Las barras de sushi, tan omnipresentes en el escenario gastronómico de la Ciudad de México, han explorado -en muchas vertientes y bajo muy diversas escuelas-, lo mejor de la gastronomía japonesa, así como sus muchas fusiones y transmutaciones. Pero hay algo en San-Tó que la hace diferente. Es muy probable que sea ese estilo más californiano, fresco y hasta cierto punto irreverente que tiene, en el que cada hand roll tiene una personalidad propia y se combina perfecto, no sólo con sake sino con todo tipo de cocteles y los más variados destilados.

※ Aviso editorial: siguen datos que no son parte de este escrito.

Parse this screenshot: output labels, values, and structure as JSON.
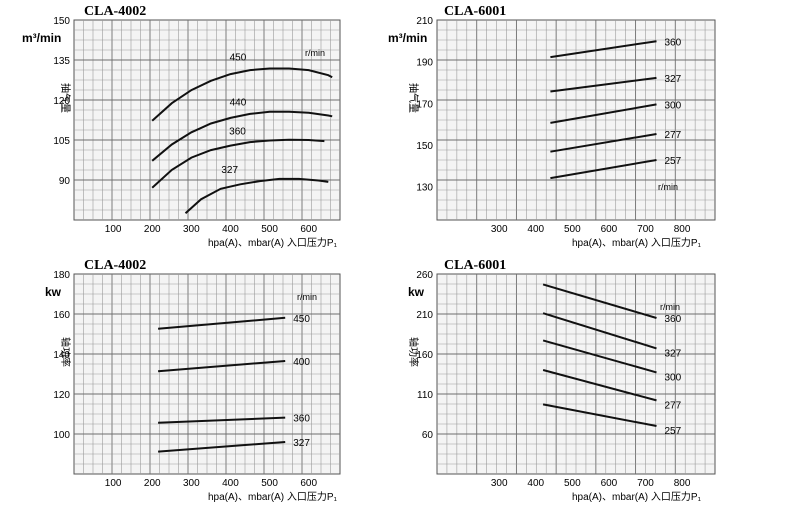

Al mando de la barra, se encuentra el chef Gerson Hernández, quien maneja los cuchillos con precisión de samurái, al tiempo que imprime en sus creaciones toques delicados y sutiles que elevan la experiencia de sentarse a comer a todo un espectáculo sensorial. Por supuesto, lo mejor es optar por una opción de omakase, aunque cualquier nigiri es garantía, lo mismo de frescura que de sabor. Infaltable también es su rollo especial Doble dragón, que brinda texturas crujientes y seductoras al paladar. En el departamento de bebidas, debes probar su coctelería, que seguramente te sorprenderá.